On the New Year’s Eve, showman Volodymyr Zelenskyi made Facebook community forget about all other presidential candidates and discuss only him. At first sight, this should satisfy his political technologists. The only problem is that Facebook comments were predominantly negative.
After collapse of the USSR, a tradition was established in Ukraine: several minutes before the New Year, the country’s president, no matter what is his name, congratulates citizens and wishes them a happy New Year. Every president, from Leonid Kravchuk to Petro Poroshenko, has done this.
But the “1+1” TV channel owned by oligarch Ihor Kolomoyskyi changed this tradition. Just before the New Year, Volodymyr Zelenskyi made an appearance on this channel, congratulated his fellow citizens with the upcoming New Year and stated that he would run for president. Congratulation of the incumbent president Poroshenko was shifted and shown after the clock stroke 12 am.
Formally, there was nothing special about this occurrence, since “1+1” is a private channel. Its owners have exclusive right to show anyone they like or not show anyone at all. But the FB community became angry at the fact that, by doing so, the channels owners humiliated not president Poroshenko personally, against whom Kolomoyskyi is fighting fiercely, but the presidency institution itself.
Kateryna Venzhyk, the National Bank of Ukraine employee, made a parallel with the incident from 2009. She recalled that, in that year, a campaign to promote Russian ruble and belittle Ukrainian hryvnia was launched. “There were dozens of commentaries about fragility of the national currency and hundreds of articles about its upcoming collapse coupled with derision of hryvnia itself – from its historical prototype to its modern design… It was truly bizarre to read all of this, as various authors persuaded not to treat the Ukrainian currency seriously by calling it by different humiliating names, from “candy wrapper” to “crippled successor of coupon,” Kateryna wrote on her FB page.
Security service of the bank she then worked for told her a story that seemed fantastic at that time but looks completely realistic today. Russia financed a campaign to discredit hryvnia and paid several financial journalists to lead it.
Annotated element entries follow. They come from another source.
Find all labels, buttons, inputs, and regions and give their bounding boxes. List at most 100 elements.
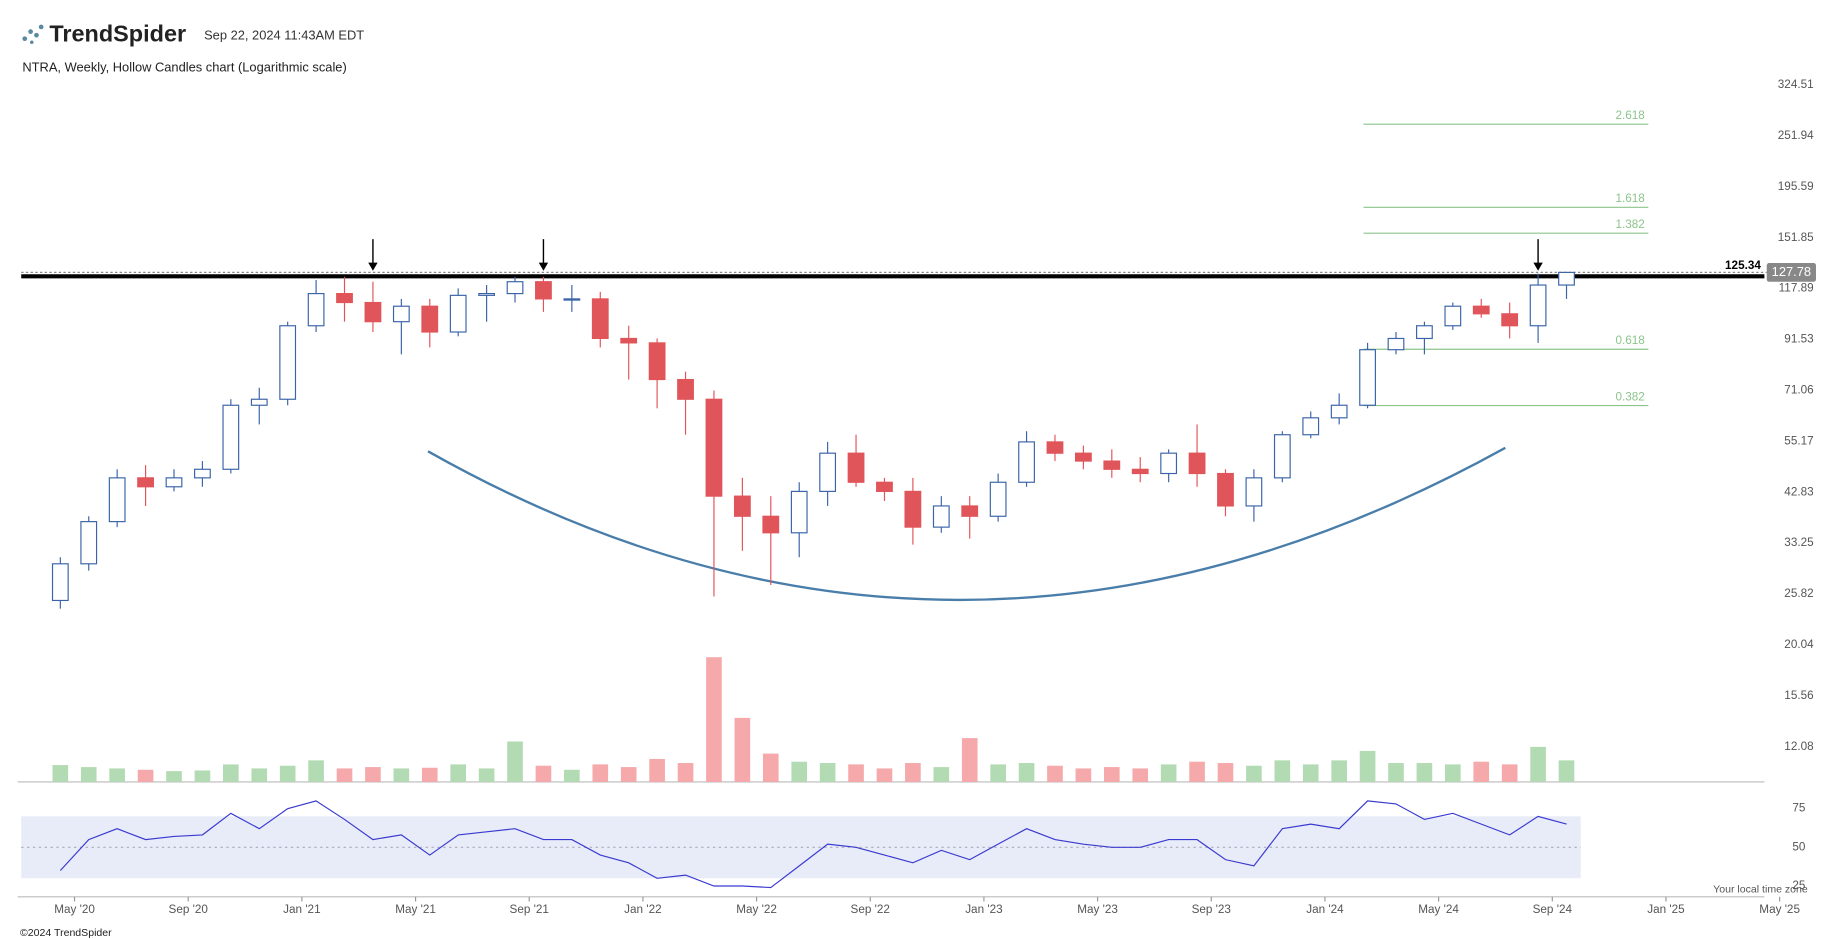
x-tick-label: May '23 bbox=[1077, 903, 1118, 916]
volume-bar bbox=[109, 768, 125, 782]
volume-bar bbox=[848, 764, 864, 782]
y-tick-label: 15.56 bbox=[1784, 689, 1813, 702]
rsi-tick-label: 25 bbox=[1792, 879, 1806, 892]
volume-bar bbox=[905, 763, 921, 782]
x-tick-label: Sep '24 bbox=[1533, 903, 1573, 916]
volume-bar bbox=[251, 768, 268, 782]
y-tick-label: 42.83 bbox=[1784, 485, 1813, 498]
volume-bar bbox=[961, 738, 978, 782]
x-tick-label: Jan '25 bbox=[1647, 903, 1685, 916]
candle-body bbox=[478, 293, 496, 296]
volume-bar bbox=[1160, 764, 1177, 782]
volume-bar bbox=[52, 765, 69, 782]
candle-body bbox=[1387, 337, 1405, 351]
x-tick-label: Sep '21 bbox=[510, 903, 549, 916]
volume-bar bbox=[1530, 746, 1546, 782]
volume-bar bbox=[1302, 764, 1319, 782]
fib-label: 0.618 bbox=[1616, 334, 1646, 347]
candle-body bbox=[790, 490, 808, 534]
volume-bar bbox=[308, 760, 324, 782]
timezone-note: Your local time zone bbox=[1713, 884, 1808, 896]
x-tick-label: Sep '23 bbox=[1192, 903, 1231, 916]
x-tick-label: May '22 bbox=[736, 903, 777, 916]
volume-bar bbox=[194, 770, 211, 782]
volume-bar bbox=[1047, 765, 1063, 782]
resistance-label: 125.34 bbox=[1725, 259, 1761, 272]
volume-bar bbox=[1388, 763, 1404, 782]
candle-body bbox=[932, 505, 950, 528]
candle-body bbox=[1245, 477, 1263, 507]
fib-label: 2.618 bbox=[1616, 109, 1646, 122]
candle-body bbox=[563, 298, 581, 301]
y-tick-label: 25.82 bbox=[1784, 587, 1813, 600]
volume-bar bbox=[365, 767, 381, 782]
volume-bar bbox=[223, 764, 239, 782]
candle-body bbox=[194, 468, 211, 479]
candle-body bbox=[1103, 460, 1121, 470]
volume-bar bbox=[279, 765, 296, 782]
candle-body bbox=[989, 481, 1007, 517]
candle-body bbox=[762, 515, 780, 534]
volume-bar bbox=[876, 768, 893, 782]
volume-bar bbox=[1416, 763, 1433, 782]
volume-bar bbox=[450, 764, 467, 782]
candle-body bbox=[1018, 441, 1035, 483]
fib-label: 0.382 bbox=[1616, 390, 1645, 403]
volume-bar bbox=[1018, 763, 1035, 782]
candle-body bbox=[1359, 349, 1376, 406]
fib-label: 1.618 bbox=[1616, 192, 1646, 205]
cup-curve bbox=[427, 446, 1506, 602]
chart-title: NTRA, Weekly, Hollow Candles chart (Loga… bbox=[22, 59, 346, 74]
candle-body bbox=[51, 563, 69, 602]
candle-body bbox=[648, 342, 666, 381]
candle-body bbox=[449, 294, 467, 333]
last-price-label: 127.78 bbox=[1772, 264, 1811, 279]
volume-bar bbox=[1274, 760, 1291, 782]
candle-body bbox=[1444, 305, 1462, 327]
volume-bar bbox=[706, 657, 722, 782]
candle-body bbox=[1472, 305, 1490, 315]
candle-body bbox=[904, 490, 922, 528]
x-tick-label: Sep '22 bbox=[851, 903, 890, 916]
candle-body bbox=[137, 477, 154, 488]
volume-bar bbox=[1445, 764, 1461, 782]
x-tick-label: Jan '21 bbox=[283, 903, 320, 916]
candle-body bbox=[250, 398, 268, 406]
candle-body bbox=[1131, 468, 1149, 475]
rsi-tick-label: 75 bbox=[1792, 802, 1806, 815]
volume-bar bbox=[137, 769, 154, 782]
volume-bar bbox=[166, 771, 182, 782]
volume-bar bbox=[990, 764, 1006, 782]
rsi-line bbox=[59, 800, 1567, 889]
y-tick-label: 55.17 bbox=[1784, 434, 1813, 447]
candle-body bbox=[1074, 452, 1092, 462]
candle-body bbox=[1217, 472, 1234, 507]
candle-body bbox=[819, 452, 837, 492]
candle-body bbox=[364, 301, 382, 323]
y-tick-label: 20.04 bbox=[1784, 638, 1814, 651]
volume-bar bbox=[393, 768, 410, 782]
candle-body bbox=[1302, 417, 1320, 436]
arrow-head bbox=[368, 262, 378, 271]
volume-bar bbox=[80, 767, 97, 782]
volume-bar bbox=[421, 767, 438, 782]
volume-bar bbox=[1217, 763, 1234, 782]
candle-body bbox=[1416, 325, 1433, 340]
x-tick-label: May '21 bbox=[395, 903, 436, 916]
candle-body bbox=[1501, 313, 1519, 327]
volume-bar bbox=[1189, 761, 1205, 782]
candle-body bbox=[591, 298, 609, 340]
candle-body bbox=[1160, 452, 1178, 475]
y-tick-label: 195.59 bbox=[1778, 180, 1814, 193]
arrow-head bbox=[1533, 262, 1543, 271]
volume-bar bbox=[1246, 765, 1262, 782]
candle-body bbox=[847, 452, 865, 483]
y-tick-label: 91.53 bbox=[1784, 333, 1813, 346]
volume-bar bbox=[564, 769, 580, 782]
y-tick-label: 33.25 bbox=[1784, 536, 1814, 549]
y-tick-label: 12.08 bbox=[1784, 740, 1814, 753]
candle-body bbox=[961, 505, 979, 517]
x-tick-label: May '20 bbox=[54, 903, 95, 916]
logo-icon bbox=[22, 24, 44, 44]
“When I naively asked,” Kateryna continued, “why anyone would be interested in humiliating our national currency, the smart security serviceman told me: ‘Because national currency is a synonym of a statehood. If you lose trust in your currency, you soon lose trust in your state.’”
“You might ask what this story about hryvnia has to do with Zelenskyi replacing Poroshenko?” Kateryna wrote, “By ridiculing any state symbols, from its currency to coat of arms to flag to presidency institution, you are undermining statehood. No, I do not encourage worshipping of our political leaders. But there is a difference between criticism and mockery and there is even bigger difference between ridiculing a person and ridiculing an institution. To replace the president in the moment when everyone is waiting to see him with the clown is exactly a mockery of the institution.”
Political expert Volodymyr Fesenko expressed similar opinion: “This violates one of informal rules and rituals that unite the country in the same way as the flag and the anthem do. You could think that this tradition, which do not exist in many countries, is a Soviet leftover. You could have negative opinion about the incumbent president. But in a new and insufficiently strong state, it is better to preserve uniting traditions and rituals and even create new ones, but not destroy existing. Let’s imagine that various politicians and oligarchs start giving New Year congratulations instead of the country’s president: Firtash or Boyko on the “Inter” channel, Akhmetov, Liashko or Vilkul on “Ukraine”, Medvedchuk on “112 Ukraine” etc. In a symbolic way, this would mean disintegration of the single country into separate info-political feuds. If Zelenskyi becomes president, his New Year’s demarche will backfire, as he could become the victim of similar disrespect. This is not about Zelenskyi or Poroshenko, but about importance of following formal and informal rules and rituals that bring the country together. If they are violated, the country will disintegrate.”
Serhiy Tykhyi, “Ukrinform” informational agency head of department, wrote on his FB page that, in times of war, it is necessary to preserve the tradition of New Year’s presidential address. “In our times of war and never ending attempts to divide Ukrainians, it is important to keep this tradition and let Ukrainian president speak to all citizens. You could ask why it is important. This should be done so that this speech could be seen as a metaphor of our national unity, despite all controversies, on the eve of the elections. That would make everyone in Kremlin go mad in bitterness and frustration… It is bad when hatred paralyzes brain functioning; it is worse when this happens due to indifference and even worse if this happens due to stupidity,’ he wrote on his FB page.
Roman Kulchynskyi, “Texty.org.ua” chief editor, wrote sarcastically: “They ruined the holidays and made everyone angry. Excellent start! Terrific political technologists! The results will be the same.” He also made his New Year’s prediction: “Zelenskyi will get 2 percent, just like Sadovyi. The people only joke when they answer questions of public opinion polls, but Benia thinks it’s for real. Watching Zelenskyi after the elections will be total fun. Happy New Year! It will weed out some jerks from the politics for good.”